The Accomplice(106)
Mason tried to remember where there were other pay phones on campus. His plan to call 911 and leave an anonymous message kept being thwarted. Maybe that was a sign. He’d already played out what would happen if he phoned the police and gave them his name.
The cops would bring him in for an interview. He’d be nervous and act suspicious, because that’s how he acted when he was nervous. They’d ask about Scarlet’s fall. Did he cause the fall? Maybe he did. What if they gave him a lie-detector test? If they asked him if he killed Scarlet Hayes, he couldn’t say no. He wouldn’t pass the test. What if the police pinned it on him? They’d probably charge him with manslaughter. Mason smoked more weed to calm down. A mistake, no doubt. The particular strain of weed that he’d gotten from his dealer in Kingston made him extra paranoid. He had given Scarlet a few buds just last week. What if she had it on her or they found it in her room?
He’d be sweating under the lights of a police interrogation. Feeling guilty and therefore looking guilty. Accusations. Charges. A trial. He wasn’t thinking clearly. He knew that. He needed sleep; then he’d be able to figure out what to do. He had a few Valium that he’d stolen from his mother’s medicine cabinet. He took two pills. He figured with all the pot he smoked, he had a high tolerance. That was not the case.
Mason slept for ten hours. When he finally woke, Scarlet had been missing all night. He heard Amber and Bobbi stalking the halls, asking if anyone had seen her. They knocked on his door. He answered.
“Have you seen Scarlet?” Amber asked.
Mason shook his head.
“Let us know if you see her,” Bobbi said.
“Okay,” Mason said.
They were staring at him, their eyes boring into his soul. He wanted to close the door, but he didn’t want to act odd or suspicious.

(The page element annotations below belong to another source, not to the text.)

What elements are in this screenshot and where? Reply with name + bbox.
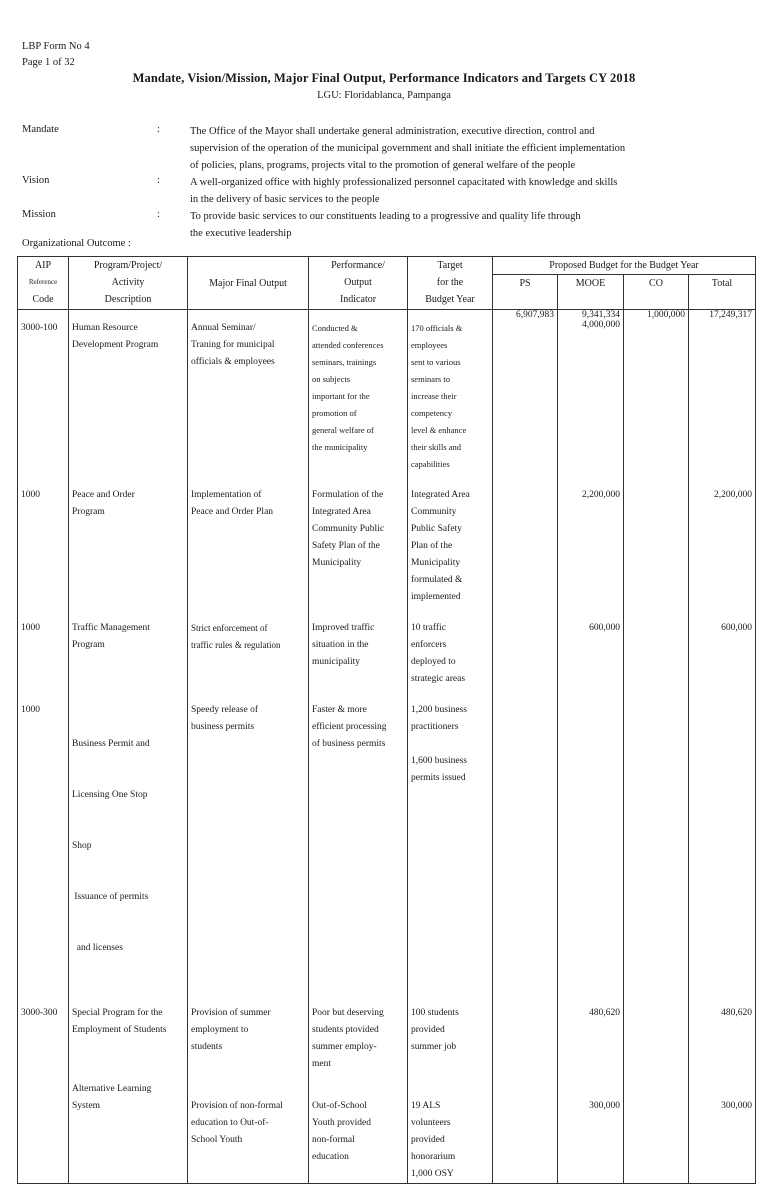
cell-line: Conducted & [312, 323, 358, 333]
mandate-line: supervision of the operation of the municipal government and shall initiate the efficient implementation [190, 143, 626, 154]
mandate-line: of policies, plans, programs, projects vital to the promotion of general welfare of the people [190, 160, 576, 171]
row-program [69, 320, 188, 473]
header-text: Output [344, 277, 372, 288]
cell-line: seminars, trainings [312, 357, 377, 367]
cell-line: Annual Seminar/ [191, 323, 256, 333]
row-mfo [188, 620, 309, 688]
row-code: 3000-100 [18, 320, 69, 473]
row-code: 1000 [18, 487, 69, 606]
header-text: Reference [28, 278, 58, 286]
header-text: Indicator [339, 294, 377, 305]
cell-line: municipality [312, 657, 361, 667]
cell-line: students ptovided [312, 1025, 379, 1035]
cell-line: important for the [312, 391, 370, 401]
cell-line: education to Out-of- [191, 1118, 269, 1128]
cell-line: Program [72, 507, 105, 517]
mandate-line: The Office of the Mayor shall undertake general administration, executive direction, control and [190, 126, 595, 137]
mission-line: To provide basic services to our constituents leading to a progressive and quality life through [190, 211, 581, 222]
total-co: 1,000,000 [624, 310, 689, 321]
cell-line: 1,000 OSY [411, 1169, 454, 1179]
table-row [18, 487, 756, 606]
cell-line: general welfare of [312, 425, 374, 435]
row-total: 480,620 [689, 1005, 756, 1073]
cell-line: Improved traffic [312, 623, 375, 633]
header-text: Performance/ [331, 260, 385, 271]
col-proposed-budget: Proposed Budget for the Budget Year [493, 257, 756, 275]
row-program [69, 702, 188, 991]
row-total: 600,000 [689, 620, 756, 688]
cell-spacer [411, 1081, 489, 1098]
cell-line: level & enhance [411, 425, 467, 435]
cell-line: Strict enforcement of [191, 623, 268, 633]
header-text: Budget Year [425, 294, 475, 305]
cell-line: competency [411, 408, 453, 418]
lgu-label: LGU: Floridablanca, Pampanga [317, 90, 451, 101]
cell-line: Speedy release of [191, 705, 258, 715]
col-indicator [309, 257, 408, 310]
cell-line: School Youth [191, 1135, 243, 1145]
row-target [408, 620, 493, 688]
row-target [408, 1073, 493, 1184]
col-co: CO [624, 275, 689, 310]
cell-line: Business Permit and [72, 739, 150, 749]
row-total [689, 320, 756, 473]
mandate-colon: : [157, 124, 160, 135]
cell-line: efficient processing [312, 722, 387, 732]
cell-line: Employment of Students [72, 1025, 167, 1035]
cell-line: practitioners [411, 722, 459, 732]
header-text: for the [436, 277, 464, 288]
cell-line: non-formal [312, 1135, 355, 1145]
header-text: Activity [111, 277, 145, 288]
row-mfo [188, 1073, 309, 1184]
row-mfo [188, 487, 309, 606]
table-row [18, 1005, 756, 1073]
row-target [408, 702, 493, 991]
cell-line: Out-of-School [312, 1101, 367, 1111]
cell-line: 1,200 business [411, 705, 467, 715]
cell-line: 170 officials & [411, 323, 463, 333]
table-row [18, 320, 756, 473]
cell-line: Integrated Area [411, 490, 470, 500]
cell-line: 19 ALS [411, 1101, 441, 1111]
cell-line: Program [72, 640, 105, 650]
cell-line: Traning for municipal [191, 340, 275, 350]
row-code: 1000 [18, 620, 69, 688]
row-mooe: 4,000,000 [558, 320, 624, 473]
cell-line: Provision of non-formal [191, 1101, 283, 1111]
cell-line: Municipality [312, 558, 362, 568]
page-title: Mandate, Vision/Mission, Major Final Output, Performance Indicators and Targets CY 2018 [132, 71, 636, 85]
cell-line: officials & employees [191, 357, 275, 367]
cell-line: summer job [411, 1042, 457, 1052]
cell-line: volunteers [411, 1118, 451, 1128]
cell-line: Plan of the [411, 541, 453, 551]
row-code: 1000 [18, 702, 69, 991]
cell-line: Integrated Area [312, 507, 371, 517]
cell-line: honorarium [411, 1152, 456, 1162]
row-mooe: 2,200,000 [558, 487, 624, 606]
cell-line: Formulation of the [312, 490, 384, 500]
cell-spacer [312, 1081, 404, 1098]
cell-line: Municipality [411, 558, 461, 568]
cell-line: implemented [411, 592, 461, 602]
mandate-text [190, 123, 730, 174]
cell-line: Peace and Order Plan [191, 507, 274, 517]
cell-line: employees [411, 340, 448, 350]
cell-line: 1,600 business [411, 756, 467, 766]
cell-line: sent to various [411, 357, 461, 367]
form-number: LBP Form No 4 [22, 41, 90, 52]
row-program [69, 620, 188, 688]
total-mooe: 9,341,334 [558, 310, 624, 321]
row-mfo [188, 320, 309, 473]
cell-line: traffic rules & regulation [191, 640, 281, 650]
vision-line: A well-organized office with highly professionalized personnel capacitated with knowledge and skills [190, 177, 618, 188]
cell-line: deployed to [411, 657, 456, 667]
cell-line: Public Safety [411, 524, 462, 534]
cell-line: strategic areas [411, 674, 466, 684]
cell-line: Youth provided [312, 1118, 371, 1128]
row-total: 2,200,000 [689, 487, 756, 606]
col-target [408, 257, 493, 310]
vision-colon: : [157, 175, 160, 186]
vision-label: Vision [22, 175, 50, 186]
row-target [408, 1005, 493, 1073]
col-mooe: MOOE [558, 275, 624, 310]
row-indicator [309, 320, 408, 473]
cell-line: Poor but deserving [312, 1008, 384, 1018]
cell-spacer [411, 736, 489, 753]
row-code [18, 1073, 69, 1184]
cell-line: Community Public [312, 524, 385, 534]
cell-line: Development Program [72, 340, 159, 350]
cell-line: formulated & [411, 575, 463, 585]
col-aip-code [18, 257, 69, 310]
cell-line: promotion of [312, 408, 357, 418]
cell-line: Shop [72, 841, 92, 851]
cell-line: Licensing One Stop [72, 790, 148, 800]
row-mfo [188, 1005, 309, 1073]
row-indicator [309, 487, 408, 606]
row-program [69, 487, 188, 606]
cell-line: Faster & more [312, 705, 367, 715]
cell-line: Traffic Management [72, 623, 150, 633]
row-target [408, 487, 493, 606]
cell-line: provided [411, 1135, 445, 1145]
col-mfo [188, 257, 309, 310]
table-row [18, 1073, 756, 1184]
total-ps: 6,907,983 [493, 310, 558, 321]
cell-line: seminars to [411, 374, 450, 384]
cell-line: Issuance of permits [72, 892, 149, 902]
header-text: Code [32, 294, 54, 305]
cell-line: System [72, 1101, 100, 1111]
page-indicator: Page 1 of 32 [22, 57, 75, 68]
cell-line: 10 traffic [411, 623, 446, 633]
row-indicator [309, 702, 408, 991]
mission-line: the executive leadership [190, 228, 292, 239]
cell-line: Safety Plan of the [312, 541, 380, 551]
cell-spacer [191, 1081, 305, 1098]
row-program [69, 1073, 188, 1184]
cell-line: employment to [191, 1025, 249, 1035]
header-text: Target [437, 260, 463, 271]
col-program [69, 257, 188, 310]
cell-line: permits issued [411, 773, 466, 783]
cell-line: attended conferences [312, 340, 384, 350]
row-target [408, 320, 493, 473]
header-text: Major Final Output [209, 277, 287, 289]
cell-line: Human Resource [72, 323, 138, 333]
row-indicator [309, 1005, 408, 1073]
cell-line: education [312, 1152, 349, 1162]
mission-label: Mission [22, 209, 56, 220]
cell-line: business permits [191, 722, 255, 732]
cell-line: Provision of summer [191, 1008, 271, 1018]
cell-line: and licenses [72, 943, 123, 953]
budget-table [17, 256, 756, 1184]
header-text: AIP [34, 260, 52, 271]
cell-line: summer employ- [312, 1042, 377, 1052]
col-ps: PS [493, 275, 558, 310]
mission-text [190, 208, 730, 242]
cell-line: ment [312, 1059, 331, 1069]
cell-line: their skills and [411, 442, 462, 452]
header-text: Program/Project/ [93, 260, 163, 271]
cell-line: capabilities [411, 459, 450, 469]
row-total: 300,000 [689, 1073, 756, 1184]
row-code: 3000-300 [18, 1005, 69, 1073]
cell-line: enforcers [411, 640, 447, 650]
cell-line: 100 students [411, 1008, 459, 1018]
totals-row [18, 310, 756, 321]
cell-line: students [191, 1042, 223, 1052]
vision-line: in the delivery of basic services to the people [190, 194, 380, 205]
cell-line: Peace and Order [72, 490, 135, 500]
cell-line: increase their [411, 391, 457, 401]
cell-line: of business permits [312, 739, 386, 749]
cell-line: Alternative Learning [72, 1084, 152, 1094]
cell-line: the municipality [312, 442, 368, 452]
cell-line: situation in the [312, 640, 369, 650]
row-indicator [309, 1073, 408, 1184]
row-indicator [309, 620, 408, 688]
vision-text [190, 174, 730, 208]
row-mooe: 300,000 [558, 1073, 624, 1184]
cell-line: Special Program for the [72, 1008, 163, 1018]
row-mfo [188, 702, 309, 991]
cell-line: provided [411, 1025, 445, 1035]
mission-colon: : [157, 209, 160, 220]
header-text: Description [104, 294, 152, 305]
organizational-outcome-label: Organizational Outcome : [22, 238, 131, 249]
row-mooe: 600,000 [558, 620, 624, 688]
mandate-label: Mandate [22, 124, 59, 135]
col-total: Total [689, 275, 756, 310]
row-program [69, 1005, 188, 1073]
row-mooe: 480,620 [558, 1005, 624, 1073]
cell-line: Implementation of [191, 490, 262, 500]
table-row [18, 620, 756, 688]
cell-line: Community [411, 507, 457, 517]
total-total: 17,249,317 [689, 310, 756, 321]
table-row [18, 702, 756, 991]
cell-line: on subjects [312, 374, 351, 384]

“Mason, can I be honest with you?” Amber said.
Mason braced himself for an accusation. “Uh, okay.”
“You need to smoke less weed,” Amber said.
Mason was so relieved he almost laughed.
“She’s right,” said Bobbi.
“I’ll take that under advisement,” Mason said.
November 2019
Mason thought he’d feel unburdened when he finally told Luna the thing they’d been keeping from her for years. Instead, he experienced an oppressive exhaustion.

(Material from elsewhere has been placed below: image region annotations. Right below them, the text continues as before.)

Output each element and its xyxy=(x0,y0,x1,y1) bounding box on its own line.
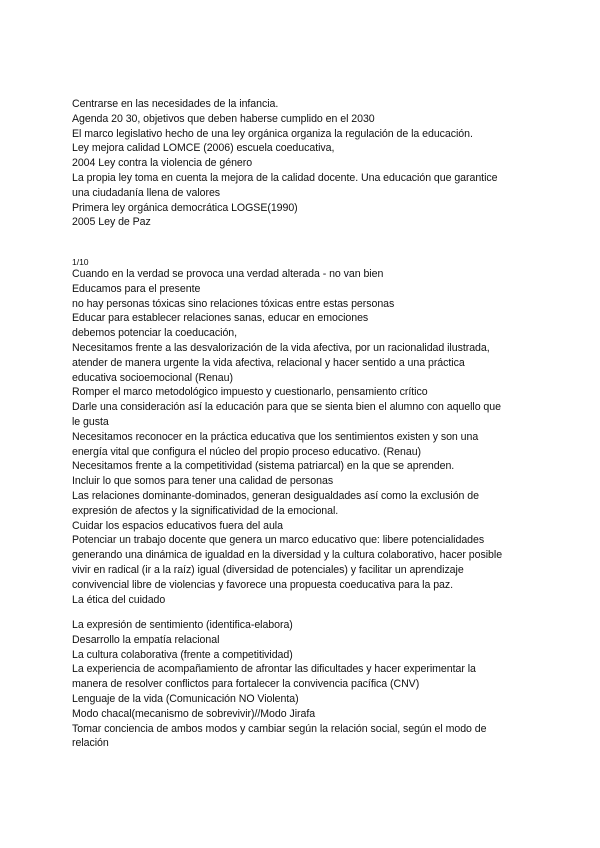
text-line: Tomar conciencia de ambos modos y cambiar según la relación social, según el modo de xyxy=(72,722,487,735)
notes-block-care-ethics xyxy=(72,618,528,751)
text-line: La experiencia de acompañamiento de afrontar las dificultades y hacer experimentar la xyxy=(72,663,476,676)
text-line: Darle una consideración así la educación para que se sienta bien el alumno con aquello que xyxy=(72,401,501,414)
text-line: La expresión de sentimiento (identifica-elabora) xyxy=(72,619,293,631)
text-line: Educamos para el presente xyxy=(72,282,201,295)
text-line: vivir en radical (ir a la raíz) igual (diversidad de potenciales) y facilitar un aprendizaje xyxy=(72,563,464,576)
text-line: Necesitamos frente a las desvalorización de la vida afectiva, por un racionalidad ilustrada, xyxy=(72,341,490,354)
text-line: Las relaciones dominante-dominados, generan desigualdades así como la exclusión de xyxy=(72,489,479,502)
text-line: Necesitamos frente a la competitividad (sistema patriarcal) en la que se aprenden. xyxy=(72,460,455,473)
text-line: le gusta xyxy=(72,415,109,428)
text-line: convivencial libre de violencias y favorece una propuesta coeducativa para la paz. xyxy=(72,578,454,591)
text-line: Romper el marco metodológico impuesto y cuestionarlo, pensamiento crítico xyxy=(72,386,428,399)
text-line: Lenguaje de la vida (Comunicación NO Violenta) xyxy=(72,692,299,705)
text-line: debemos potenciar la coeducación, xyxy=(72,327,238,340)
notes-block-education xyxy=(72,267,528,607)
text-line: Cuidar los espacios educativos fuera del aula xyxy=(72,519,283,532)
text-line: La ética del cuidado xyxy=(72,593,166,606)
text-line: 2005 Ley de Paz xyxy=(72,216,151,229)
text-line: Ley mejora calidad LOMCE (2006) escuela coeducativa, xyxy=(72,142,335,155)
text-line: El marco legislativo hecho de una ley orgánica organiza la regulación de la educación. xyxy=(72,127,473,140)
text-line: atender de manera urgente la vida afectiva, relacional y hacer sentido a una práctica xyxy=(72,356,465,369)
text-line: Primera ley orgánica democrática LOGSE(1990) xyxy=(72,201,298,214)
text-line: energía vital que configura el núcleo del propio proceso educativo. (Renau) xyxy=(72,445,422,458)
text-line: Cuando en la verdad se provoca una verdad alterada - no van bien xyxy=(72,268,384,280)
text-line: una ciudadanía llena de valores xyxy=(72,186,221,199)
text-line: Centrarse en las necesidades de la infancia. xyxy=(72,98,279,110)
text-line: Agenda 20 30, objetivos que deben haberse cumplido en el 2030 xyxy=(72,112,375,125)
text-line: relación xyxy=(72,737,109,750)
text-line: Incluir lo que somos para tener una calidad de personas xyxy=(72,475,334,488)
text-line: manera de resolver conflictos para fortalecer la convivencia pacífica (CNV) xyxy=(72,678,420,691)
text-line: 2004 Ley contra la violencia de género xyxy=(72,157,253,170)
text-line: La propia ley toma en cuenta la mejora de la calidad docente. Una educación que garantice xyxy=(72,171,498,184)
notes-block-laws xyxy=(72,97,528,230)
text-line: Modo chacal(mecanismo de sobrevivir)//Modo Jirafa xyxy=(72,707,316,720)
text-line: Necesitamos reconocer en la práctica educativa que los sentimientos existen y son una xyxy=(72,430,479,443)
text-line: generando una dinámica de igualdad en la diversidad y la cultura colaborativo, hacer posible xyxy=(72,549,503,562)
page-number-text: 1/10 xyxy=(72,257,89,267)
text-line: Desarrollo la empatía relacional xyxy=(72,633,220,646)
text-line: expresión de afectos y la significatividad de la emocional. xyxy=(72,504,339,517)
text-line: no hay personas tóxicas sino relaciones tóxicas entre estas personas xyxy=(72,297,395,310)
text-line: La cultura colaborativa (frente a competitividad) xyxy=(72,648,293,661)
text-line: educativa socioemocional (Renau) xyxy=(72,371,233,384)
text-line: Educar para establecer relaciones sanas, educar en emociones xyxy=(72,312,369,325)
text-line: Potenciar un trabajo docente que genera un marco educativo que: libere potencialidades xyxy=(72,534,485,547)
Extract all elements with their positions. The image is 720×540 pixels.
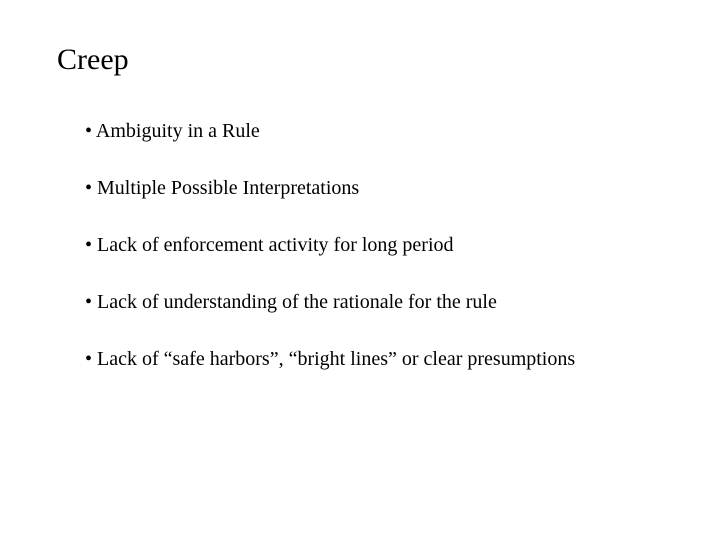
bullet-item: • Lack of understanding of the rationale for the rule <box>85 291 497 313</box>
slide-title: Creep <box>57 43 129 76</box>
bullet-item: • Multiple Possible Interpretations <box>85 177 360 199</box>
bullet-item: • Lack of “safe harbors”, “bright lines” or clear presumptions <box>85 348 576 370</box>
bullet-item: • Lack of enforcement activity for long period <box>85 234 454 256</box>
bullet-item: • Ambiguity in a Rule <box>85 120 260 142</box>
bullet-list <box>85 118 575 403</box>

“You watched Scarlet fall to her death and didn’t tell anyone?” Luna asked.
“Not the police,” said Mason. “I told Casey the next day. She went into town and made a call from a pay phone so they’d find Scarlet’s body.”
“Are you sure she was dead?”
“Yes. I swear, if I thought there was any chance she was alive, I would have…done something.”
“Didn’t you feel guilty?” Luna asked.
“Of course I did,” Mason said. “I would have gone to the police. Casey talked me out of it. She thought I’d do something stupid like confess. Maybe I would have. I couldn’t help but think that if I hadn’t gone to the bluff, if Scarlet hadn’t seen me, I wouldn’t have startled her and she wouldn’t have died. I’m sorry I never told you.”
“Casey has known this whole time?” Luna said.
Mason nodded. “She called 911 from town and told them there was a body.”
Luna had heard about the 911 call. The consensus at Markham was that she’d made it.
“You should tell Owen.”
Mason picked at a hangnail. After a long pause, he said, “Owen knows. I told him years ago.”
“When?”
“Remember when I went to visit him in London? We were at pubs every night. I was either drunk or hungover. Casey wasn’t there to stop me. The guilt had been eating away at me. I’m sure I told him what she was wearing. I guess it stuck with him and he slipped up. I kept talking because I was afraid of how angry he’d be. But when I finally stopped, he wasn’t upset. He was, but not that much. He was really cool about it. I think that’s when we actually became friends.”
“You all kept this from me. Why?”
“You know how Casey is with secrets. Steel trap. But, also, she said you wouldn’t be able to keep quiet. You’d have to come clean. After I told Owen, we thought about it again, whether to tell you. Owen agreed with Casey. He said it was better if you didn’t know.”
“Why are you telling me now?” Luna asked.
“Because you keep thinking Owen did something, and he didn’t.”
Luna finally understood that her current stance on Owen had to change, but she wasn’t yet ready to release all her pent-up anger. “The thing with Owen and me isn’t just about Scarlet,” Luna said. “He completely sabotaged my relationship with Griff.”
“Sure,” Mason said. “That was bad. But his own brother thought he was a murderer. You can’t destroy a friendship because of one small mistake.”
“It wasn’t a small mistake,” Luna said. “It changed everything.”
“He lied to the cop for you. That has to count for something.”
“What are you talking about?”
“After Scarlet was found and they brought him in. The detective saw Scarlet’s texts. He wanted to know what your secret was. Owen refused to tell.”